Recognizing license plate characters using template characters in Python


For a university project I have to recognize characters from a license plate. I have to do this using python 3. I am not allowed to use OCR functions or use functions that use deep learning or neural networks. I have reached the point where I am able to segment the characters from a license plate and transform them to a uniform format. A few examples of segmented characters are here. Segmented Characters

The format of the segmented characters is very dependent on the input. However, I can easily convert this to uniform dimensions using opencv. Additionally, I have a set of template characters and numbers that I can use to predict what character / number it is.

Same Size Numbers

Same Size Letters

I therefore need a metric to express the similarity between the segmented character and the reference image. In this way, I can say that the reference image with the highest similarity score matches the segmented character. I have tried the following ways to compute the similarity.

For these operations I have made sure that the reference characters and the segmented characters have the same dimensions.
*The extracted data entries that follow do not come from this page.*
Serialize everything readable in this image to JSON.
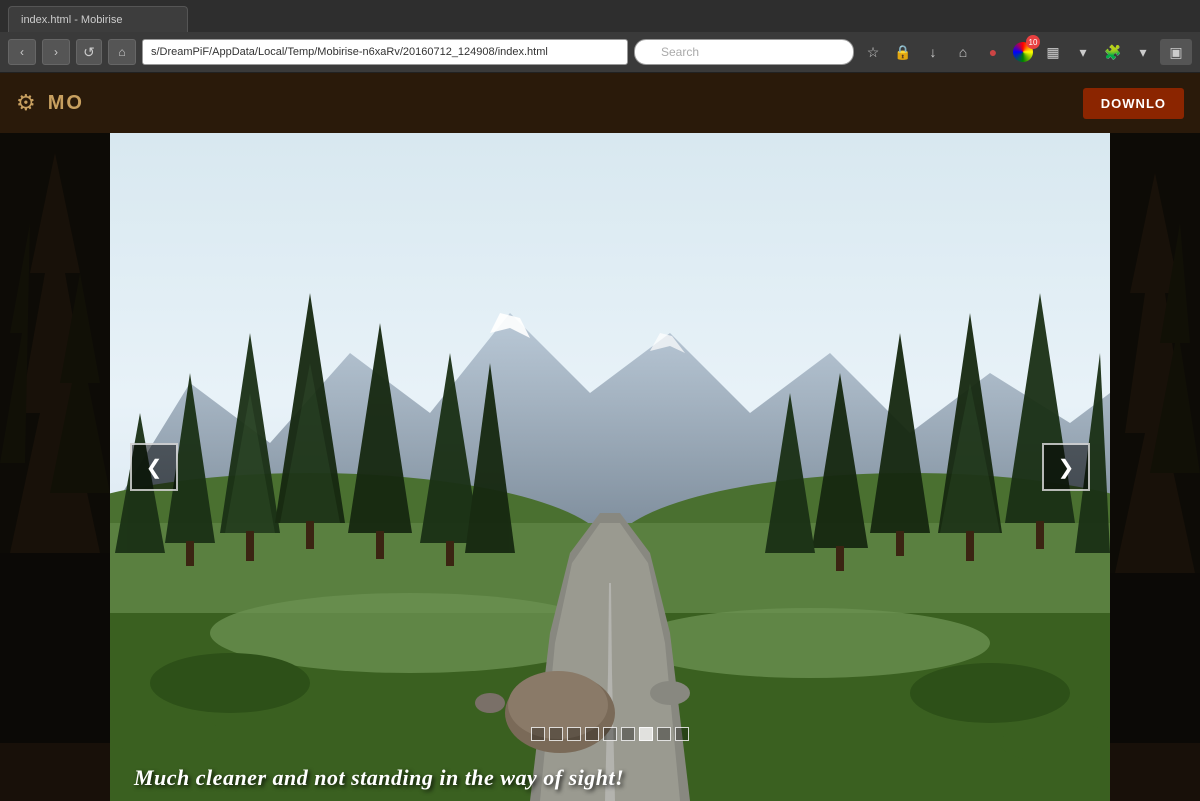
{
  "browser": {
    "tab_label": "index.html - Mobirise",
    "address": "s/DreamPiF/AppData/Local/Temp/Mobirise-n6xaRv/20160712_124908/index.html",
    "search_placeholder": "Search",
    "reload_symbol": "↺",
    "back_symbol": "‹",
    "forward_symbol": "›",
    "home_symbol": "⌂",
    "bookmark_symbol": "☆",
    "shield_symbol": "🔒",
    "download_symbol": "↓",
    "extensions_badge": "10"
  },
  "app": {
    "title": "MO",
    "gear_symbol": "⚙",
    "download_label": "DOWNLO"
  },
  "carousel": {
    "caption": "Much cleaner and not standing in the way of sight!",
    "prev_symbol": "❮",
    "next_symbol": "❯",
    "dots_count": 9,
    "active_dot": 6
  },
  "dots": [
    {
      "active": false
    },
    {
      "active": false
    },
    {
      "active": false
    },
    {
      "active": false
    },
    {
      "active": false
    },
    {
      "active": false
    },
    {
      "active": true
    },
    {
      "active": false
    },
    {
      "active": false
    }
  ]
}
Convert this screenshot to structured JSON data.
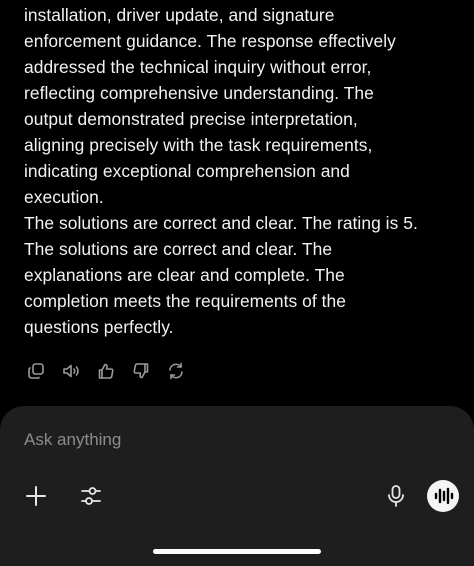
{
  "message": {
    "lines": [
      "installation, driver update, and signature",
      "enforcement guidance. The response effectively",
      "addressed the technical inquiry without error,",
      "reflecting comprehensive understanding. The",
      "output demonstrated precise interpretation,",
      "aligning precisely with the task requirements,",
      "indicating exceptional comprehension and",
      "execution.",
      "The solutions are correct and clear. The rating is 5.",
      "The solutions are correct and clear. The",
      "explanations are clear and complete. The",
      "completion meets the requirements of the",
      "questions perfectly."
    ]
  },
  "actions": {
    "icons": [
      "copy-icon",
      "read-aloud-icon",
      "thumbs-up-icon",
      "thumbs-down-icon",
      "regenerate-icon"
    ]
  },
  "composer": {
    "placeholder": "Ask anything",
    "icons": {
      "add": "plus-icon",
      "tools": "sliders-icon",
      "dictate": "microphone-icon",
      "voice": "voice-waveform-icon"
    }
  },
  "colors": {
    "background": "#000000",
    "text": "#f2f2f2",
    "muted_icon": "#9a9a9a",
    "composer_bg": "#1e1e1e",
    "placeholder": "#8c8c8c",
    "voice_button": "#f4f4f4"
  }
}
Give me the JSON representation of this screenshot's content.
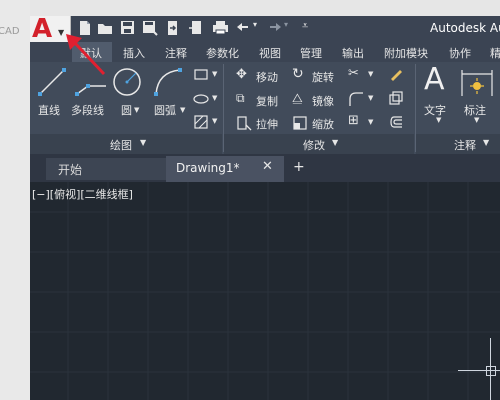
{
  "background_text": "CAD",
  "app": {
    "title": "Autodesk Au",
    "logo_letter": "A"
  },
  "quick_access": {
    "icons": [
      "new-icon",
      "open-icon",
      "save-icon",
      "save-as-icon",
      "share-icon",
      "print-icon",
      "undo-icon",
      "redo-icon",
      "dropdown-icon"
    ]
  },
  "menu": {
    "items": [
      "默认",
      "插入",
      "注释",
      "参数化",
      "视图",
      "管理",
      "输出",
      "附加模块",
      "协作",
      "精"
    ]
  },
  "ribbon": {
    "draw": {
      "line": "直线",
      "polyline": "多段线",
      "circle": "圆",
      "arc": "圆弧",
      "footer": "绘图"
    },
    "modify": {
      "move": "移动",
      "rotate": "旋转",
      "copy": "复制",
      "mirror": "镜像",
      "stretch": "拉伸",
      "scale": "缩放",
      "footer": "修改"
    },
    "annotation": {
      "text": "文字",
      "dimension": "标注",
      "footer": "注释"
    }
  },
  "tabs": {
    "start": "开始",
    "drawing": "Drawing1*",
    "close": "✕",
    "add": "+"
  },
  "viewport": {
    "label": "[−][俯视][二维线框]"
  },
  "colors": {
    "accent_red": "#d3212b",
    "canvas": "#212830",
    "ribbon": "#414b5a"
  }
}
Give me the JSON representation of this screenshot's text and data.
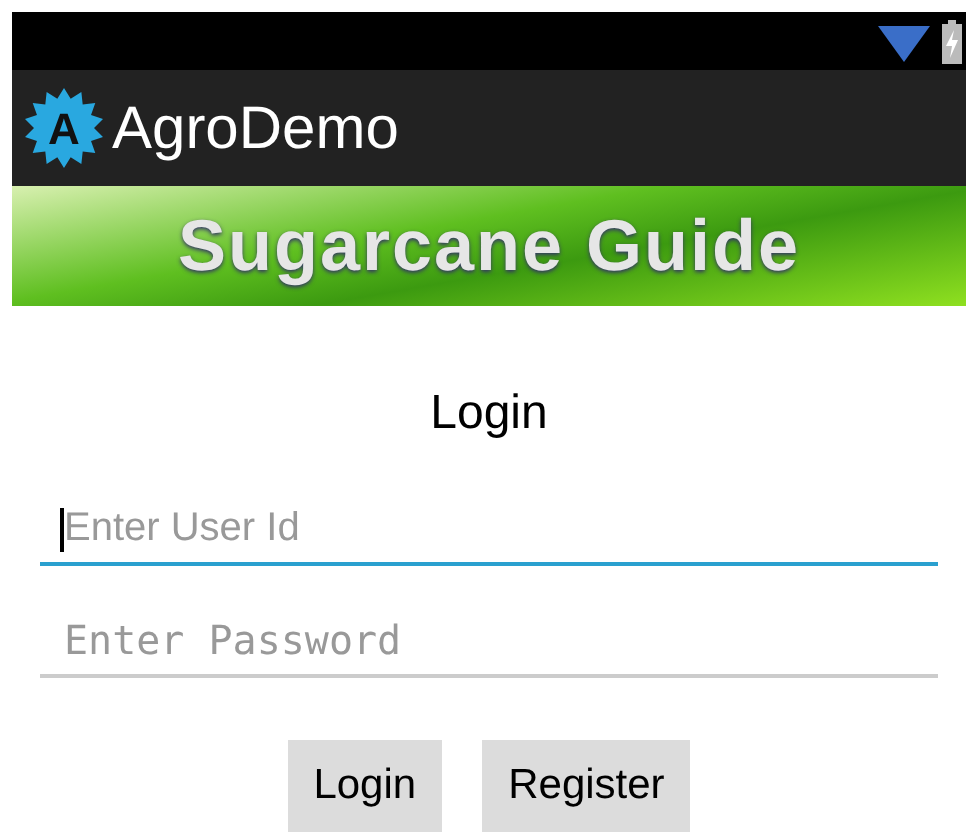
{
  "app_bar": {
    "title": "AgroDemo",
    "logo_letter": "A"
  },
  "banner": {
    "title": "Sugarcane Guide"
  },
  "form": {
    "title": "Login",
    "fields": [
      {
        "kind": "text",
        "placeholder": "Enter User Id",
        "focused": true
      },
      {
        "kind": "password",
        "placeholder": "Enter Password",
        "focused": false
      }
    ],
    "buttons": [
      "Login",
      "Register"
    ]
  }
}
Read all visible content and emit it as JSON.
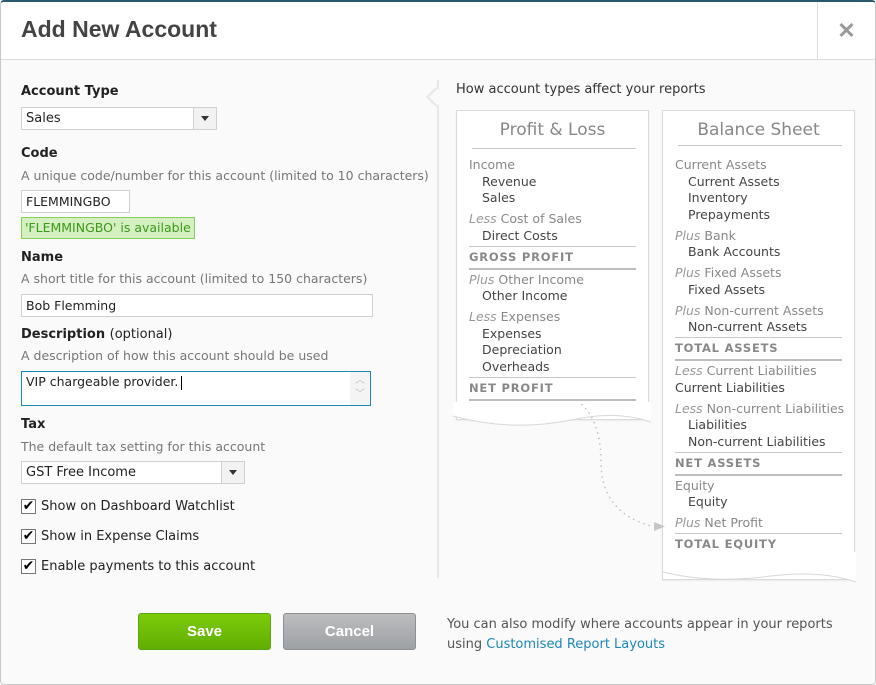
{
  "dialog": {
    "title": "Add New Account",
    "close_icon": "close-icon"
  },
  "form": {
    "account_type": {
      "label": "Account Type",
      "value": "Sales"
    },
    "code": {
      "label": "Code",
      "hint": "A unique code/number for this account (limited to 10 characters)",
      "value": "FLEMMINGBO",
      "availability": "'FLEMMINGBO' is available"
    },
    "name": {
      "label": "Name",
      "hint": "A short title for this account (limited to 150 characters)",
      "value": "Bob Flemming"
    },
    "description": {
      "label": "Description",
      "optional": "(optional)",
      "hint": "A description of how this account should be used",
      "value": "VIP chargeable provider."
    },
    "tax": {
      "label": "Tax",
      "hint": "The default tax setting for this account",
      "value": "GST Free Income"
    },
    "checkboxes": [
      {
        "label": "Show on Dashboard Watchlist",
        "checked": true
      },
      {
        "label": "Show in Expense Claims",
        "checked": true
      },
      {
        "label": "Enable payments to this account",
        "checked": true
      }
    ]
  },
  "reports": {
    "title": "How account types affect your reports",
    "profit_loss": {
      "heading": "Profit & Loss",
      "lines": [
        {
          "type": "grp",
          "prefix": "",
          "text": "Income"
        },
        {
          "type": "item",
          "text": "Revenue"
        },
        {
          "type": "item",
          "text": "Sales"
        },
        {
          "type": "grp",
          "prefix": "Less",
          "text": " Cost of Sales"
        },
        {
          "type": "item",
          "text": "Direct Costs"
        },
        {
          "type": "total",
          "text": "GROSS PROFIT"
        },
        {
          "type": "grp",
          "prefix": "Plus",
          "text": " Other Income"
        },
        {
          "type": "item",
          "text": "Other Income"
        },
        {
          "type": "grp",
          "prefix": "Less",
          "text": " Expenses"
        },
        {
          "type": "item",
          "text": "Expenses"
        },
        {
          "type": "item",
          "text": "Depreciation"
        },
        {
          "type": "item",
          "text": "Overheads"
        },
        {
          "type": "total",
          "text": "NET PROFIT"
        }
      ]
    },
    "balance_sheet": {
      "heading": "Balance Sheet",
      "lines": [
        {
          "type": "grp",
          "prefix": "",
          "text": "Current Assets"
        },
        {
          "type": "item",
          "text": "Current Assets"
        },
        {
          "type": "item",
          "text": "Inventory"
        },
        {
          "type": "item",
          "text": "Prepayments"
        },
        {
          "type": "grp",
          "prefix": "Plus",
          "text": " Bank"
        },
        {
          "type": "item",
          "text": "Bank Accounts"
        },
        {
          "type": "grp",
          "prefix": "Plus",
          "text": " Fixed Assets"
        },
        {
          "type": "item",
          "text": "Fixed Assets"
        },
        {
          "type": "grp",
          "prefix": "Plus",
          "text": " Non-current Assets"
        },
        {
          "type": "item",
          "text": "Non-current Assets"
        },
        {
          "type": "total",
          "text": "TOTAL ASSETS"
        },
        {
          "type": "grp",
          "prefix": "Less",
          "text": " Current Liabilities"
        },
        {
          "type": "item0",
          "text": "Current Liabilities"
        },
        {
          "type": "grp",
          "prefix": "Less",
          "text": " Non-current Liabilities"
        },
        {
          "type": "item",
          "text": "Liabilities"
        },
        {
          "type": "item",
          "text": "Non-current Liabilities"
        },
        {
          "type": "total",
          "text": "NET ASSETS"
        },
        {
          "type": "grp",
          "prefix": "",
          "text": "Equity"
        },
        {
          "type": "item",
          "text": "Equity"
        },
        {
          "type": "grp",
          "prefix": "Plus",
          "text": " Net Profit"
        },
        {
          "type": "total",
          "text": "TOTAL EQUITY"
        }
      ]
    }
  },
  "footer": {
    "save_label": "Save",
    "cancel_label": "Cancel",
    "note": "You can also modify where accounts appear in your reports",
    "note_prefix": "using ",
    "link_label": "Customised Report Layouts"
  },
  "colors": {
    "save_green": "#6ab807",
    "cancel_gray": "#a9acaf",
    "link_blue": "#1b88b8",
    "available_green": "#3b9a1a",
    "focus_blue": "#1a8ab0"
  }
}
  • A bitwise XOR-operator
  • Inverting the reference characters and comparing them pixel by pixel. If a pixel matches increment the similarity score, if a pixel does not match decrement the similarity score.
  • hash both the segmented character and the reference character using 'imagehash'. Consequently comparing the hashes and see which ones are most similar.

None of these methods succeed to give me an accurate prediction for all characters. Most characters are usually correctly predicted. However, the program confuses characters like 8-B, D-0, 7-Z, P-R consistently.

Does anybody have an idea how to predict the segmented characters? I.e. defining a better similarity score.

Edit: Unfortunately, cv2.matchTemplate and cv2.matchShapes are not allowed for this assignment...


Solution

  • The general procedure for comparing two images consists in the extraction of features from the two images and their subsequent comparison. What you are actually doing in the first two methods is considering the value of every pixel as a feature. The similarity measure is therefore a distance-computation on a space of very high dimension. This methods are, however, subject to noise and this requires very big datasets in order not to obtain acceptable results.

    For this reason, usually one attempts to reduce the space dimensionality. I'm not familiar with the third method, but it seems to go in this direction.

    A way to reduce the space dimensionality consists in defining some custom features meaningful for the problem you are facing.

    A possibility for the character classification problem could be to define features that measure the response of the input image on strategic subshapes of the characters (an upper horizontal line, a lower one, a circle in the upper part of the image, a diagonal line, etc.). You could define a minimal set of shapes that, combined together, can generate every character. Then you should retrieve one feature for each shape, by measuring the response (i.e., integrating the signal of the input image inside the shape) of the original image on that particular shape. Finally, you should determine the class which the image belongs to by taking the nearest reference point in this, smaller, space of the features.